Episcopal dioceses elect bishops at conventions, and voting at those conventions is divided into clergy and lay persons. The process of selecting candidates for bishop has gone from ridiculous to absurd: in Minnesota, three clergy (including Ms. Perry) put their own names forward for consideration, and two more were "nominated by petition" (that is by supporters after seeing the slate of self-selected candidates). Gone evidently are the days of having a committee of clergy and laity who know their diocese comb the country for a prospect who has proved faithful in his life and teaching. But once the slate is in place, the convention votes by rank, and a candidate has to achieve a majority of both the clergy and laity voting. In Minnesota, there were almost an equal number of clergy as lay delegates, with the upshot being that 51% of the clergy can veto an overwhelming majority of laypersons who support a different candidate. (Of course, it works the other way, too.) But the difference is that a bishop ministers not only to the clergy in his diocese, he confirms new members, counsels candidates for the ministry and mediates disputes between a parish minister and his flock. Can a diocese function when only the clergy support a bishop?

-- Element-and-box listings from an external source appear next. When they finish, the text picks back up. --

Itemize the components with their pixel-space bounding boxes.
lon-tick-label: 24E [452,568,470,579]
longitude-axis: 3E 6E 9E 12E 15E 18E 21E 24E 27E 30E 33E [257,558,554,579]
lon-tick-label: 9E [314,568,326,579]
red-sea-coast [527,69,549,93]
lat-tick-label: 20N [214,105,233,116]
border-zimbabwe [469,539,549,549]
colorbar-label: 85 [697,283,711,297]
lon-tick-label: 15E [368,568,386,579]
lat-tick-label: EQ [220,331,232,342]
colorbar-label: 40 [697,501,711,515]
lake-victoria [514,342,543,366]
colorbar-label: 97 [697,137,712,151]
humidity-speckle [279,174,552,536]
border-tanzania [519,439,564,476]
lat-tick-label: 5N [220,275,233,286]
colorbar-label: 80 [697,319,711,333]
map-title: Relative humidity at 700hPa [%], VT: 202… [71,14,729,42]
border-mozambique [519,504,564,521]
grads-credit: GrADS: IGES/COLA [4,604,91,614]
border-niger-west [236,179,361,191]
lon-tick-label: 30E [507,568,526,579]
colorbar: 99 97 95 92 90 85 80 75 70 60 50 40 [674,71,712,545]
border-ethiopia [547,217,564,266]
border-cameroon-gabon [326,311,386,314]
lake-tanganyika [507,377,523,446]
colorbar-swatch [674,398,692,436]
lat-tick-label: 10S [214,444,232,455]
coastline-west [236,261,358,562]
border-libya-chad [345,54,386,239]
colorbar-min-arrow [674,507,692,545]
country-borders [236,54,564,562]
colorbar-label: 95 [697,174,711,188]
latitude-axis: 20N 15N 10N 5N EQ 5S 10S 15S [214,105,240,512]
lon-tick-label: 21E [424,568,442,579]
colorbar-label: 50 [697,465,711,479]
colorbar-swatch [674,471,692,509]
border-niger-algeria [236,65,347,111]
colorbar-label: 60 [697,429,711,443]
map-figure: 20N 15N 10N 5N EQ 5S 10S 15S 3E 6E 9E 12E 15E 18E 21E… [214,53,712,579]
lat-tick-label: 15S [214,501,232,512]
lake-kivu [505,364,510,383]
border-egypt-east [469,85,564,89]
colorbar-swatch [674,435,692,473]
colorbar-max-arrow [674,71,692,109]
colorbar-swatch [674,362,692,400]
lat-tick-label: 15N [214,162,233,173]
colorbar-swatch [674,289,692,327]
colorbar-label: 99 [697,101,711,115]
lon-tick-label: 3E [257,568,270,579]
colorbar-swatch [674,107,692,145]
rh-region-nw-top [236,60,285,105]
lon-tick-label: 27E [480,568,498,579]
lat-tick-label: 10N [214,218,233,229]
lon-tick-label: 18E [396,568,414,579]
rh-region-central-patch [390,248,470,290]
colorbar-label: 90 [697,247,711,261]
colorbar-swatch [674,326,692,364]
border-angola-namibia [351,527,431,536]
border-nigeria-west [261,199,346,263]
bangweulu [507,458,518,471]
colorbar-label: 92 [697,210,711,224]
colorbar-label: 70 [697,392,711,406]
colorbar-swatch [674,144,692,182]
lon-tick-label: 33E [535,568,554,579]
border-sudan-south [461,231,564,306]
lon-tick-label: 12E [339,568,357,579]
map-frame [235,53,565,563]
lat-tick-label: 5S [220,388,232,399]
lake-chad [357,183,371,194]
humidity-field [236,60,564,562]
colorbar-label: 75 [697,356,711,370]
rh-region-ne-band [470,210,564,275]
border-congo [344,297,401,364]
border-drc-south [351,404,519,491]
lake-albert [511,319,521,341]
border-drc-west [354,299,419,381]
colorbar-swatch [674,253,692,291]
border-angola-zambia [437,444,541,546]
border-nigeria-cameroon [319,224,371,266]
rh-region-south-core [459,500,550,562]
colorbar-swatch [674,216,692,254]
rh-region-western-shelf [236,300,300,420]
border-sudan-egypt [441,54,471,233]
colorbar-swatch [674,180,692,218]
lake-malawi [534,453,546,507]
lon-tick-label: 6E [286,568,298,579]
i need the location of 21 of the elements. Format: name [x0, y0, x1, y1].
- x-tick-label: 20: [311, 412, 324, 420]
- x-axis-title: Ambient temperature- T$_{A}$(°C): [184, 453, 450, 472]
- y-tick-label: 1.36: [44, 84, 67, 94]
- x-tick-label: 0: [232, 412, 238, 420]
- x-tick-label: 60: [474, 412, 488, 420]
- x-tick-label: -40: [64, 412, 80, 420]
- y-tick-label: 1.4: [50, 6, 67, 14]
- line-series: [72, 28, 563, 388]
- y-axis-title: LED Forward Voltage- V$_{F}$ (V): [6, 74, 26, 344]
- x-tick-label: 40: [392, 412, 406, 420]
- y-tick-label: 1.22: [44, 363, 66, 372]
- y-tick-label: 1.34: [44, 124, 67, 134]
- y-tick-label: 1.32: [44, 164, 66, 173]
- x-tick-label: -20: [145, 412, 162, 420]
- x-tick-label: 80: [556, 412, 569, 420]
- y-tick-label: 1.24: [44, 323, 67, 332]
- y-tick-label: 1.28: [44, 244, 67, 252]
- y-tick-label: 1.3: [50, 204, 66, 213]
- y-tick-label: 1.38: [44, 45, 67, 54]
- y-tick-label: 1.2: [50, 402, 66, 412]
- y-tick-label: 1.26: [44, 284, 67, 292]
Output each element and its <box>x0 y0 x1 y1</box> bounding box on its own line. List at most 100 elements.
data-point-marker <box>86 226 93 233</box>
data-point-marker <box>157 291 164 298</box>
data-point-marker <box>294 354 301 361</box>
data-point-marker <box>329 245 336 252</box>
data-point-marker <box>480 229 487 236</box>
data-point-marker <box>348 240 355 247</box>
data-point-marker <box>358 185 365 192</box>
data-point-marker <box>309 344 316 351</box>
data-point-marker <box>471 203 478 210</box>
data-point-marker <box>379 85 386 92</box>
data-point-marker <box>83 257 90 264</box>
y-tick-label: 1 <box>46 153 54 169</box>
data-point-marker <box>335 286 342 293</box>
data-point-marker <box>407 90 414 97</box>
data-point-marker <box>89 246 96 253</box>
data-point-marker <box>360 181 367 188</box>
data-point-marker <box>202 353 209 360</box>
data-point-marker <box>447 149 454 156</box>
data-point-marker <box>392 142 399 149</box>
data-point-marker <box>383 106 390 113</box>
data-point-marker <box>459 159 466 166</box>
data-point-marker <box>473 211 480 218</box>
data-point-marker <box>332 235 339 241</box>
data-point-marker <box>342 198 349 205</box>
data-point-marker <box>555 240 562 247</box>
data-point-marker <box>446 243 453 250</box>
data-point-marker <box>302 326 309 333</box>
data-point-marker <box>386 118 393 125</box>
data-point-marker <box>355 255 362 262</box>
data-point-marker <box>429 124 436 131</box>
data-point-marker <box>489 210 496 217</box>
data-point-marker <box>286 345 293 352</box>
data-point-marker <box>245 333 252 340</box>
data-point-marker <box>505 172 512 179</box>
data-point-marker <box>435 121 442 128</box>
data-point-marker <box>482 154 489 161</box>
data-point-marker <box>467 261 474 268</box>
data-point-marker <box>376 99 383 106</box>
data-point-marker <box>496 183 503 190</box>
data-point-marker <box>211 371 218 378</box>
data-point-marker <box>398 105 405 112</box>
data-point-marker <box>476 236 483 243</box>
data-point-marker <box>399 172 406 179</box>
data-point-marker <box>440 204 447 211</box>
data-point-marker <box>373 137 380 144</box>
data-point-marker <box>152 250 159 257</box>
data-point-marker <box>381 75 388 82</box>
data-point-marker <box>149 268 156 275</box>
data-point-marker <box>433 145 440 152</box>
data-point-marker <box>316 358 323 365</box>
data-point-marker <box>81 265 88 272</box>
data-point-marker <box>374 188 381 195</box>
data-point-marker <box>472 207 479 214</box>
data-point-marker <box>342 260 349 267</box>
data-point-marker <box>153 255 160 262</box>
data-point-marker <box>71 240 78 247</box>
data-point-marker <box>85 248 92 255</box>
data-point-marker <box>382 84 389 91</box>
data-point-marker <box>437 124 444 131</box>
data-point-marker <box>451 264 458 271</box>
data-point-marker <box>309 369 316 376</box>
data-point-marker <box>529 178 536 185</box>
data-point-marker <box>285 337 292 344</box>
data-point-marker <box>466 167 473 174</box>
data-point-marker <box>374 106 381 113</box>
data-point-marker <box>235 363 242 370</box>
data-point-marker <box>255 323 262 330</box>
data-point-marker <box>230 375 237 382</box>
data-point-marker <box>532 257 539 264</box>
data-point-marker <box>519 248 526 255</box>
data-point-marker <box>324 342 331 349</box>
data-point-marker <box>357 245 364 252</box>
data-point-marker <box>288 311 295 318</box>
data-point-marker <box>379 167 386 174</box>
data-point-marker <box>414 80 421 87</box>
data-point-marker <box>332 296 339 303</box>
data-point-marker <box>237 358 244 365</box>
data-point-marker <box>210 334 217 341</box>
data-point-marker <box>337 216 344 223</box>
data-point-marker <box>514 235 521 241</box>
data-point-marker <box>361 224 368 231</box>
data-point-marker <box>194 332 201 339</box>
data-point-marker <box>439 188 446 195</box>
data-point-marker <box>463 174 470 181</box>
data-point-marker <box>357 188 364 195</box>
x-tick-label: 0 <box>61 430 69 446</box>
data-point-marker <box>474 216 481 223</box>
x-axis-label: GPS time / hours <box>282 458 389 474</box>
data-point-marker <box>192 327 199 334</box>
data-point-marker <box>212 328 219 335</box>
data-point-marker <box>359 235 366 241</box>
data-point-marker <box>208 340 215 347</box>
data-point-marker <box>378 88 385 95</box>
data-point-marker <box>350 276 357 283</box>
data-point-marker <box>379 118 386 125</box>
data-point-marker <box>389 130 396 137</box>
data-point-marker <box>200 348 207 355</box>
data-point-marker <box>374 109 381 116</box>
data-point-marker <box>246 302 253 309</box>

Fortunately in Minnesota, the clergy followed the laity. The winning candidate, the Rev. Brian Prior, showed early strength in the lay votes, and by the 3d ballot, he had a majority in that rank. Though he was second in the clergy votes through three ballots, the clergy heeded the will of the laity and after narrowly losing a majority on the 4th ballot (by 2 votes), on the 5th, he had a 58% majority (against two other candidates).
The Bible is not too strong on democratic principles as determining the identity of a successor (see Acts 1: 23-26; II Kings 2:9-12). Yet, for 200+ years, the Episcopal Church has survived with this makeshift system. May the election of the 9th Bishop of Minnesota stand as a beacon of hope for those in the church who may long for more rigor in the selection of our leaders, yet remain wary of a system where power corrupts, and absolute power corrupts absolutely.